Les éléments de preuve produits par l’évaluation appuient le besoin continu du Programme. Les principaux intervenants sont unanimes à l’effet que l’aide juridique sert l’intérêt du public et répond à ses besoins, invoquant les obligations constitutionnelles, législatives et internationales du Canada de soutenir l’accès à la justice et un processus judiciaire équitable. Sans l’aide juridique, on estime que la réputation du système de justice serait entachée. L’aide juridique compense le pouvoir de l’État en fournissant un soutien juridique à certains des membres les plus vulnérables de la société et réduit la possibilité d’erreurs judiciaires. En outre, lorsque les lois ou le fonctionnement du système de justice pénale ont une incidence disproportionnée sur les populations marginalisées ou vulnérables, les régimes d’aide juridique peuvent intervenir dans la contestation de ces lois et pratiques. Les régimes d’aide juridique sont aussi un des principaux outils lorsqu’il s’agit de présenter le point de vue de la défense en matière pénale dans les discussions portant sur les réformes du système de justice.

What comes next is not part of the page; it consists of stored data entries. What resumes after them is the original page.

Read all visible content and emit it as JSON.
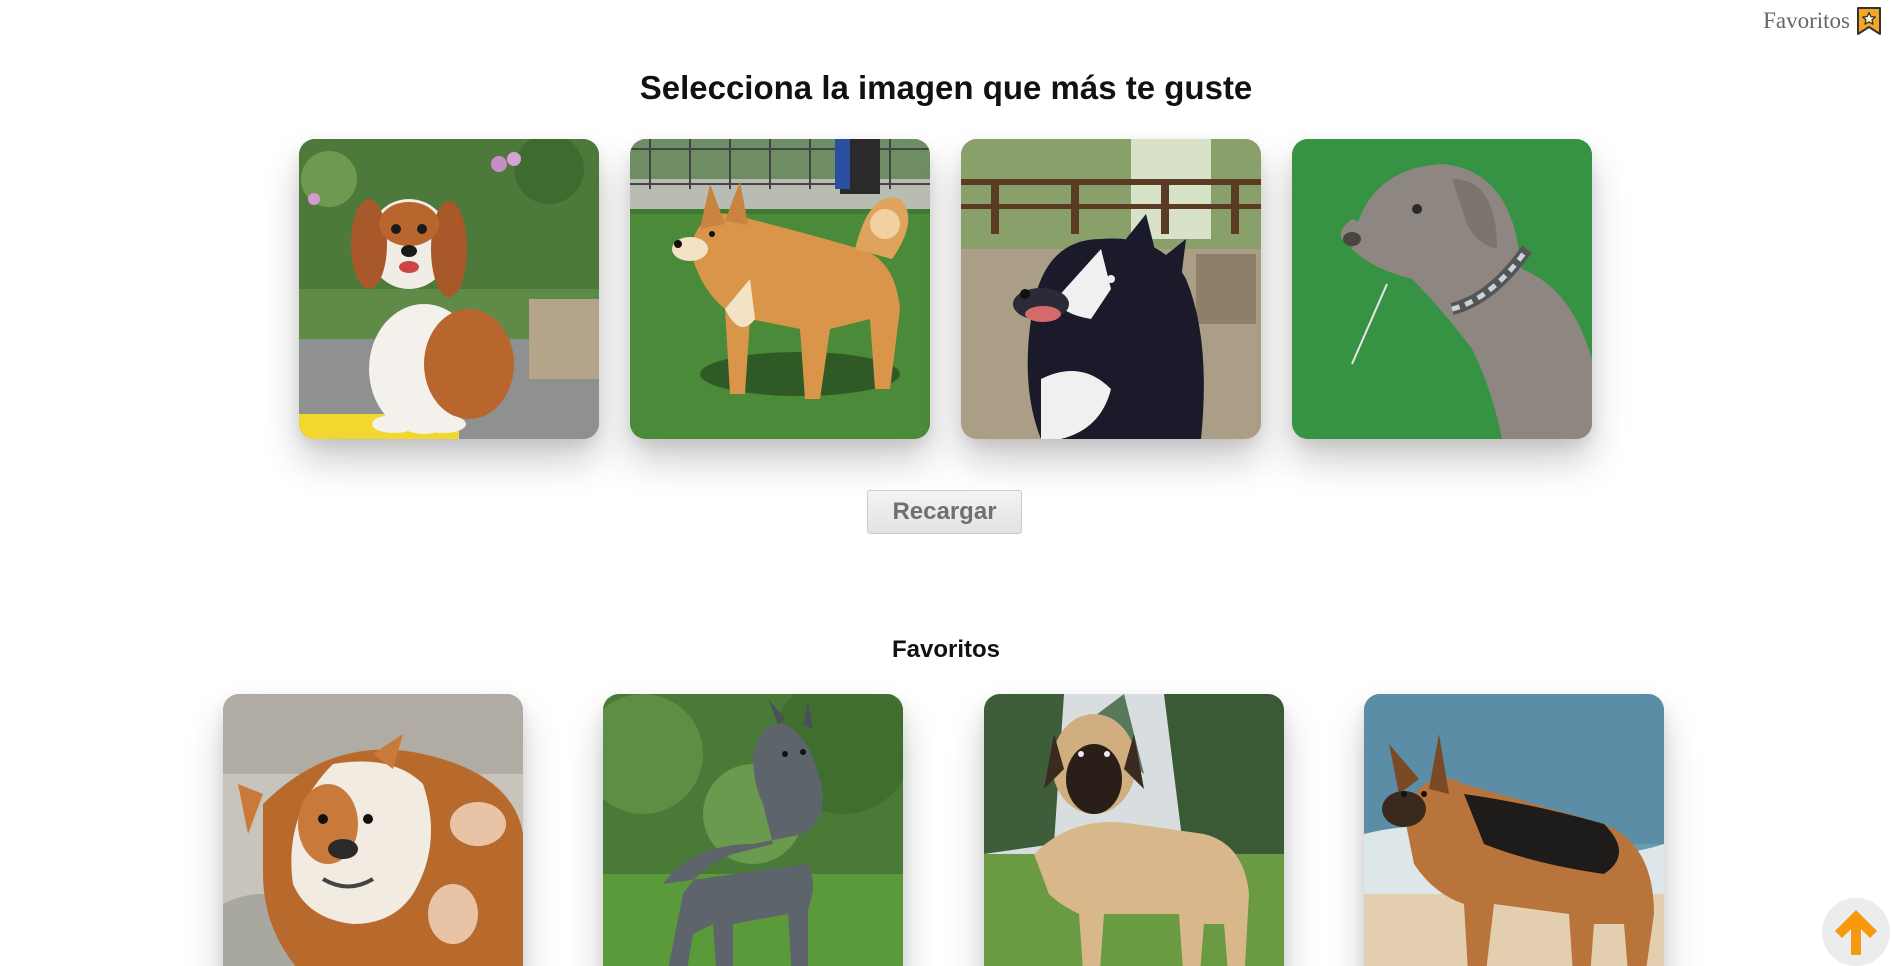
{
  "header": {
    "favorites_link_label": "Favoritos",
    "favorites_icon": "star-bookmark-icon",
    "accent_color": "#f5a623"
  },
  "main": {
    "title": "Selecciona la imagen que más te guste",
    "random_images": [
      {
        "subject": "cavalier-king-charles-spaniel"
      },
      {
        "subject": "shiba-inu"
      },
      {
        "subject": "border-collie"
      },
      {
        "subject": "weimaraner"
      }
    ],
    "reload_label": "Recargar"
  },
  "favorites": {
    "title": "Favoritos",
    "images": [
      {
        "subject": "english-bulldog"
      },
      {
        "subject": "great-dane"
      },
      {
        "subject": "mastiff"
      },
      {
        "subject": "german-shepherd"
      }
    ]
  },
  "scroll_top": {
    "icon": "arrow-up-icon",
    "color": "#f59a0a"
  }
}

Beaucoup des principaux intervenants ont par ailleurs signalé que l’aide juridique appuie le système de justice pénale en contribuant à son efficience. En fournissant des services de représentation, l’aide juridique réduit le nombre d’accusés non représentés, ce qui entraîne des retards, des comparutions supplémentaires et d’autres inefficiences dans le système de justice. Les régimes d’aide juridique disposent également de budgets limités et tentent de contrôler les coûts, ce qui avantage le système de justice qui cherche à ce que les affaires soient traitées de façon aussi rapide et rentable que possible.

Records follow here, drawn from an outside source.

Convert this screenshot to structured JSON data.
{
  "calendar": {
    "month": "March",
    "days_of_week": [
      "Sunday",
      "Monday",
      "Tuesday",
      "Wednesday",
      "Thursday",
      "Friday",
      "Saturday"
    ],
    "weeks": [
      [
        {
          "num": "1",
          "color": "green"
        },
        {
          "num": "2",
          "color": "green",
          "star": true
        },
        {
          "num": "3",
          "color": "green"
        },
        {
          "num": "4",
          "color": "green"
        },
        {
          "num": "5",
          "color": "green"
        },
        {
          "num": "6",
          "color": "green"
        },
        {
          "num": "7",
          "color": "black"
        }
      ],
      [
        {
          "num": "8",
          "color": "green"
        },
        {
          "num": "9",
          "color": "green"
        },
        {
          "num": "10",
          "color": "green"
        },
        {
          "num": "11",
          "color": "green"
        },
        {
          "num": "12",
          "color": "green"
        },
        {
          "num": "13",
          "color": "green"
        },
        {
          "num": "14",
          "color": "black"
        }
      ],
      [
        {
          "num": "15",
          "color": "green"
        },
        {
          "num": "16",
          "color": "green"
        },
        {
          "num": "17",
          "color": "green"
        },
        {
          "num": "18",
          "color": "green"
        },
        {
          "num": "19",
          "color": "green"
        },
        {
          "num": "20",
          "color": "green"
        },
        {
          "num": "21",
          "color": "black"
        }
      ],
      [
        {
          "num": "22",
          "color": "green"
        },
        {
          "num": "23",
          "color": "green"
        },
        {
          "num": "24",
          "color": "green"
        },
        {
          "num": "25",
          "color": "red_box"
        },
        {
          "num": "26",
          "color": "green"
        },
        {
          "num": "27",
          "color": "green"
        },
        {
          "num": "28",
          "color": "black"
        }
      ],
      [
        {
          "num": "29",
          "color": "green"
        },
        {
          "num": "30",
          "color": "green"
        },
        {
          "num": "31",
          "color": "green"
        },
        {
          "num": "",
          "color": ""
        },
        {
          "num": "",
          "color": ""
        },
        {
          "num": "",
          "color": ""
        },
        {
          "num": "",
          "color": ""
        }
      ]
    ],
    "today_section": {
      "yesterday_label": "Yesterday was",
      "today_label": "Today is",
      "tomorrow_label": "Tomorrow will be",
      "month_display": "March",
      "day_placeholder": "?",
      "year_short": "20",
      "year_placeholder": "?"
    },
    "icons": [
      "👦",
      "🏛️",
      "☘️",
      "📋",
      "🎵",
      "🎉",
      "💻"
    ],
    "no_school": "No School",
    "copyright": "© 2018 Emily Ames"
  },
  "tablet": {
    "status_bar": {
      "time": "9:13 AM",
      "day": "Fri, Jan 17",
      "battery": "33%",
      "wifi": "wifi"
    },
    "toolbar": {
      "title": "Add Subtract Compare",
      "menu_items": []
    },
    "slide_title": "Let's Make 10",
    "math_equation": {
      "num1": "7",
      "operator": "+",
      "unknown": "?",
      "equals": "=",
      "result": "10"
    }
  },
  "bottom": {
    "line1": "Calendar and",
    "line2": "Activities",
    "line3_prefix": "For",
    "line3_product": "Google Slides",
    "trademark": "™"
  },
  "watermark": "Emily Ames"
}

Le Programme est harmonisé avec les priorités du gouvernement fédéral et les résultats stratégiques du Ministère

Les objectifs du Programme, qui consistent à promouvoir l’accès à la justice et la confiance du public envers le système de justice, sont harmonisés avec les priorités fédérales et les résultats stratégiques du ministère de la Justice Canada (le Ministère). Les récents discours du Trône insistent sur l’engagement du gouvernement fédéral envers les droits fondamentaux comme l’équité et la primauté du droit, que l’aide juridique appuie. Les objectifs du Programme appuient aussi directement le résultat stratégique du Ministère que constitue « un système de justice canadien équitable, adapté et accessible ». Grâce à son fonds de contributions, le Programme facilite l’accès à la justice pour les personnes défavorisées sur le plan économique qui soit font face à de graves accusations criminelles, cherchent à obtenir une décision dans le système des affaires relatives aux I et R, ou qui ont un problème en matière civile et résident dans les territoires.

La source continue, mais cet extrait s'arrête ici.